The dual-core nodes do not yet form part of the default pool of nodes, in the interim you can request that a particular job runs on the dual core nodes by using the flag "-Wx=NODESET:ONEOF:FEATURE:switch10:switch11" to PBS, either directly with qsub:
qsub -Wx=NODESET:ONEOF:FEATURE:switch10:switch11:switch12 myjob
or as a directive line in the script
#PBS -Wx=NODESET:ONEOF:FEATURE:switch10:switch11:switch12
If you need to run multi-node jobs which use the $PBS_NODEFILE variable, then you will have to specify that there are effectively 4 processors per node. Eg. for a 2 node, 8 process job:
qsub-lnodes=2:ppn=4 -Wx=NODESET:ONEOF:FEATURE:switch10:switch11:switch12 myjob
If you want to run 4 sequential sub-jobs per node then a simple modification of the script for single-core nodes( 2 sub-jobs per node example) to add more sub-jobs should work.
Will my jobs benefit from dual-core nodes?
To make it worthwhile using the dual-core nodes, you must use all 4 CPU cores - otherwise you might as well use the standard single-core nodes. There are two questions you need to answer:
- Does it perform well?
We expect jobs using Monte-Carlo type codes to perform very well on dual-core nodes. This is because most of the data required for computation comes from cache and the data transferred to and from main-memory is modest. For some codes the bandwidth to main-memory is a major bottleneck and will limit the overall performance. The latter codes will not generally be able to make good use of all 4 CPU-cores on a node. This is because memory-bandwidth to each processor is now shared between the 2 computational cores so the memory bandwidth seen by each core is halved. For yet other codes (possibly Fluent) the situation is between the 2 extremes, so the perfomance on dual-core nodes may not be as good as on twice as many single-core nodes, but it may be acceptable - eg. it runs 20% slower perhaps. The responsibility is on the user to decide whether the dual-core nodes are suited to their code, preferably through the results of timing measurements, but we will be happy to give advice on the methodology of making such measurements.

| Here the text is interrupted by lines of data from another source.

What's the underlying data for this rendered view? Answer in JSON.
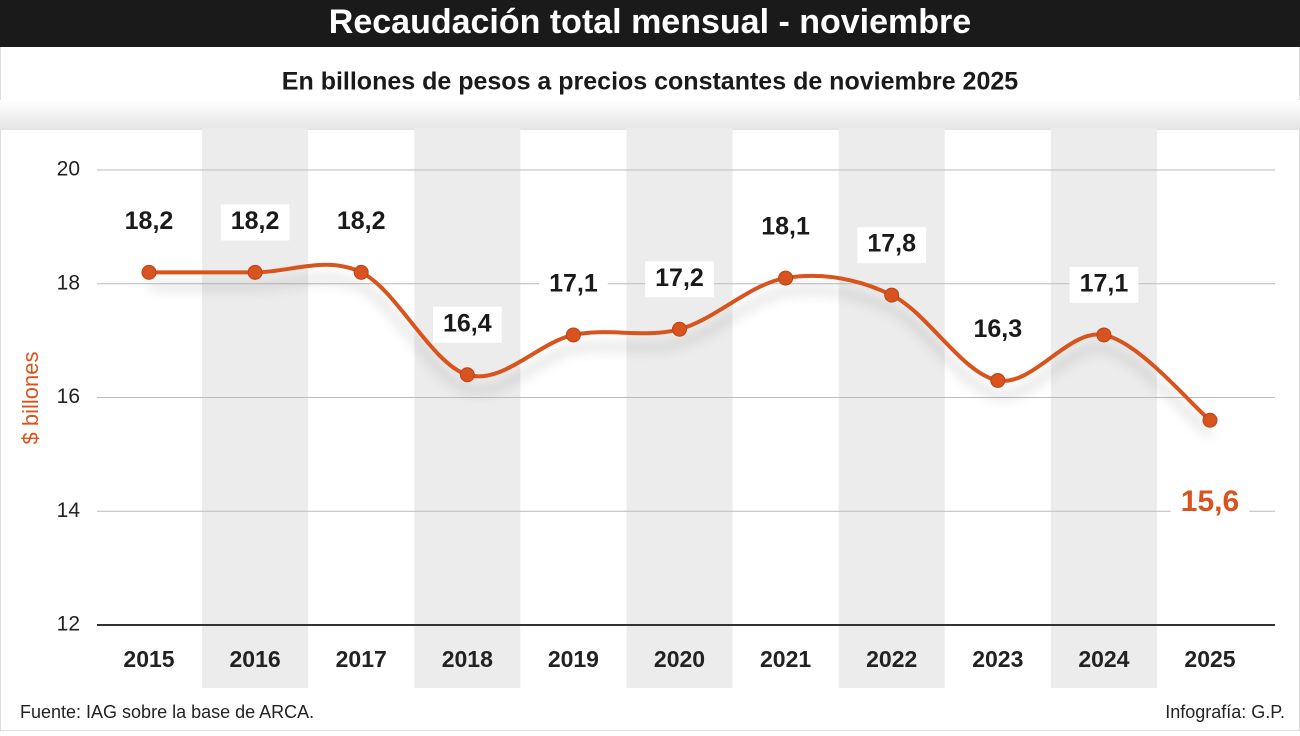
{
  "chart_data": {
    "type": "line",
    "title": "Recaudación total mensual - noviembre",
    "subtitle": "En billones de pesos a precios constantes de noviembre 2025",
    "y_label": "$ billones",
    "source": "Fuente: IAG sobre la base de ARCA.",
    "credit": "Infografía: G.P.",
    "categories": [
      "2015",
      "2016",
      "2017",
      "2018",
      "2019",
      "2020",
      "2021",
      "2022",
      "2023",
      "2024",
      "2025"
    ],
    "values": [
      18.2,
      18.2,
      18.2,
      16.4,
      17.1,
      17.2,
      18.1,
      17.8,
      16.3,
      17.1,
      15.6
    ],
    "value_labels": [
      "18,2",
      "18,2",
      "18,2",
      "16,4",
      "17,1",
      "17,2",
      "18,1",
      "17,8",
      "16,3",
      "17,1",
      "15,6"
    ],
    "color": "#d9531e",
    "ylim": [
      12,
      20
    ],
    "yticks": [
      12,
      14,
      16,
      18,
      20
    ],
    "grid": true
  }
}
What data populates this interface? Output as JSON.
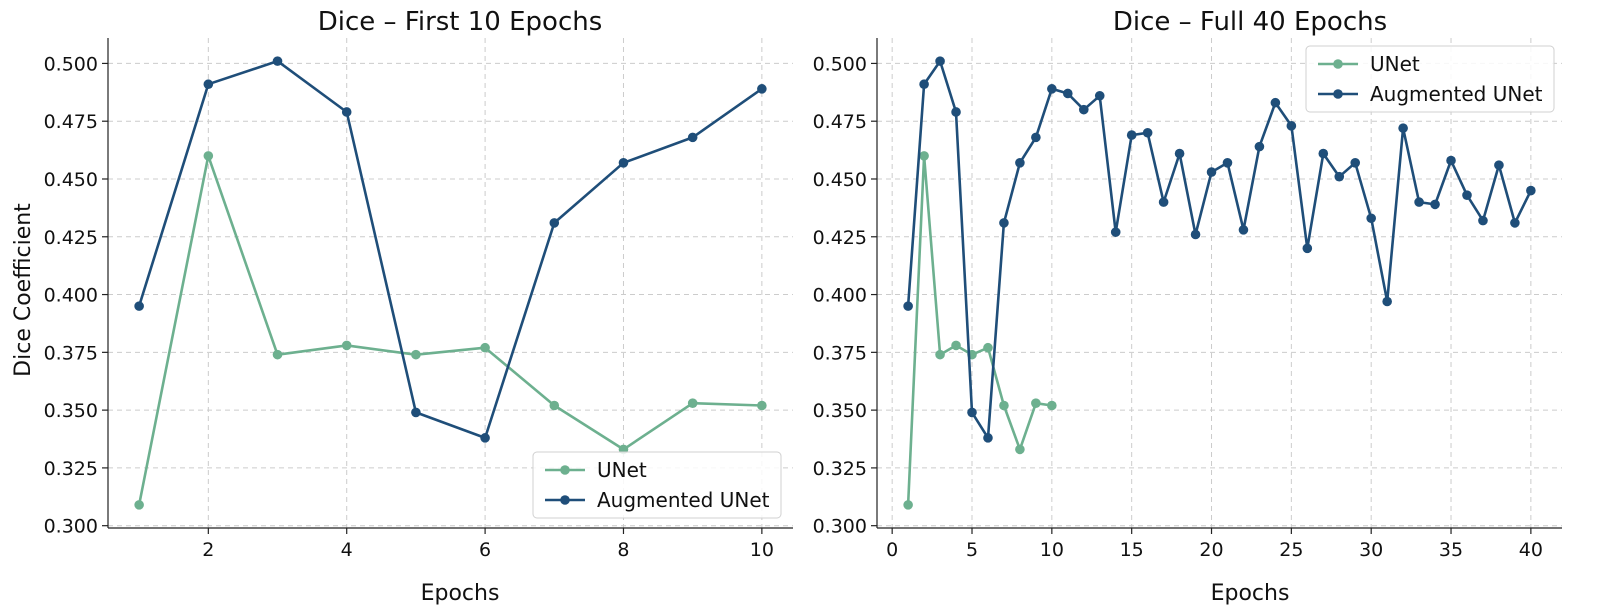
{
  "colors": {
    "unet": "#6db08f",
    "augmented": "#1f4e79"
  },
  "chart_data": [
    {
      "type": "line",
      "title": "Dice – First 10 Epochs",
      "xlabel": "Epochs",
      "ylabel": "Dice Coefficient",
      "xlim": [
        0.55,
        10.45
      ],
      "ylim": [
        0.299,
        0.511
      ],
      "xticks": [
        2,
        4,
        6,
        8,
        10
      ],
      "xtick_labels": [
        "2",
        "4",
        "6",
        "8",
        "10"
      ],
      "yticks": [
        0.3,
        0.325,
        0.35,
        0.375,
        0.4,
        0.425,
        0.45,
        0.475,
        0.5
      ],
      "ytick_labels": [
        "0.300",
        "0.325",
        "0.350",
        "0.375",
        "0.400",
        "0.425",
        "0.450",
        "0.475",
        "0.500"
      ],
      "grid": true,
      "legend_position": "lower-right",
      "series": [
        {
          "name": "UNet",
          "color": "#6db08f",
          "x": [
            1,
            2,
            3,
            4,
            5,
            6,
            7,
            8,
            9,
            10
          ],
          "y": [
            0.309,
            0.46,
            0.374,
            0.378,
            0.374,
            0.377,
            0.352,
            0.333,
            0.353,
            0.352
          ]
        },
        {
          "name": "Augmented UNet",
          "color": "#1f4e79",
          "x": [
            1,
            2,
            3,
            4,
            5,
            6,
            7,
            8,
            9,
            10
          ],
          "y": [
            0.395,
            0.491,
            0.501,
            0.479,
            0.349,
            0.338,
            0.431,
            0.457,
            0.468,
            0.489
          ]
        }
      ]
    },
    {
      "type": "line",
      "title": "Dice – Full 40 Epochs",
      "xlabel": "Epochs",
      "ylabel": "",
      "xlim": [
        -0.95,
        41.95
      ],
      "ylim": [
        0.299,
        0.511
      ],
      "xticks": [
        0,
        5,
        10,
        15,
        20,
        25,
        30,
        35,
        40
      ],
      "xtick_labels": [
        "0",
        "5",
        "10",
        "15",
        "20",
        "25",
        "30",
        "35",
        "40"
      ],
      "yticks": [
        0.3,
        0.325,
        0.35,
        0.375,
        0.4,
        0.425,
        0.45,
        0.475,
        0.5
      ],
      "ytick_labels": [
        "0.300",
        "0.325",
        "0.350",
        "0.375",
        "0.400",
        "0.425",
        "0.450",
        "0.475",
        "0.500"
      ],
      "grid": true,
      "legend_position": "upper-right",
      "series": [
        {
          "name": "UNet",
          "color": "#6db08f",
          "x": [
            1,
            2,
            3,
            4,
            5,
            6,
            7,
            8,
            9,
            10
          ],
          "y": [
            0.309,
            0.46,
            0.374,
            0.378,
            0.374,
            0.377,
            0.352,
            0.333,
            0.353,
            0.352
          ]
        },
        {
          "name": "Augmented UNet",
          "color": "#1f4e79",
          "x": [
            1,
            2,
            3,
            4,
            5,
            6,
            7,
            8,
            9,
            10,
            11,
            12,
            13,
            14,
            15,
            16,
            17,
            18,
            19,
            20,
            21,
            22,
            23,
            24,
            25,
            26,
            27,
            28,
            29,
            30,
            31,
            32,
            33,
            34,
            35,
            36,
            37,
            38,
            39,
            40
          ],
          "y": [
            0.395,
            0.491,
            0.501,
            0.479,
            0.349,
            0.338,
            0.431,
            0.457,
            0.468,
            0.489,
            0.487,
            0.48,
            0.486,
            0.427,
            0.469,
            0.47,
            0.44,
            0.461,
            0.426,
            0.453,
            0.457,
            0.428,
            0.464,
            0.483,
            0.473,
            0.42,
            0.461,
            0.451,
            0.457,
            0.433,
            0.397,
            0.472,
            0.44,
            0.439,
            0.458,
            0.443,
            0.432,
            0.456,
            0.431,
            0.445
          ]
        }
      ]
    }
  ]
}
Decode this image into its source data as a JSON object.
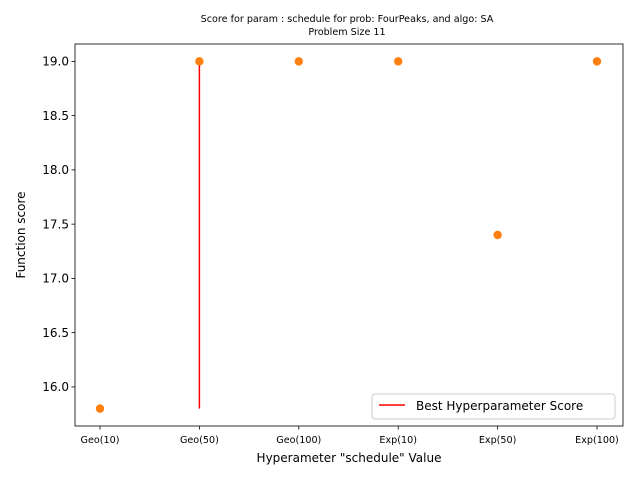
{
  "chart_data": {
    "type": "scatter",
    "title": "Score for param : schedule for prob: FourPeaks, and algo: SA",
    "subtitle": "Problem Size 11",
    "xlabel": "Hyperameter \"schedule\" Value",
    "ylabel": "Function score",
    "categories": [
      "Geo(10)",
      "Geo(50)",
      "Geo(100)",
      "Exp(10)",
      "Exp(50)",
      "Exp(100)"
    ],
    "values": [
      15.8,
      19.0,
      19.0,
      19.0,
      17.4,
      19.0
    ],
    "ylim": [
      15.64,
      19.16
    ],
    "yticks": [
      16.0,
      16.5,
      17.0,
      17.5,
      18.0,
      18.5,
      19.0
    ],
    "ytick_labels": [
      "16.0",
      "16.5",
      "17.0",
      "17.5",
      "18.0",
      "18.5",
      "19.0"
    ],
    "best_line": {
      "category": "Geo(50)",
      "y_from": 15.8,
      "y_to": 19.0,
      "label": "Best Hyperparameter Score",
      "color": "#ff0000"
    },
    "marker_color": "#ff7f0e",
    "legend_position": "lower-right",
    "grid": false
  }
}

One other case that might show an advantage is MPI jobs on a single node, where you can now use 4 CPU-cores per job rather than 2. Because all communication is internal to the node this will be much faster than if you were running 4 MPI processes over 2 single-core nodes (but you will have to be careful to make sure your problem fits into 2 GB). This may be advantageous for some single-node Fluent jobs. - Is there enough memory?
The standard dual-core compute nodes have 2 GB of memory, so if you are running 4 processes on each node then they only have an average of 0.5 GB available to each process rather than 1 GB on single-core nodes.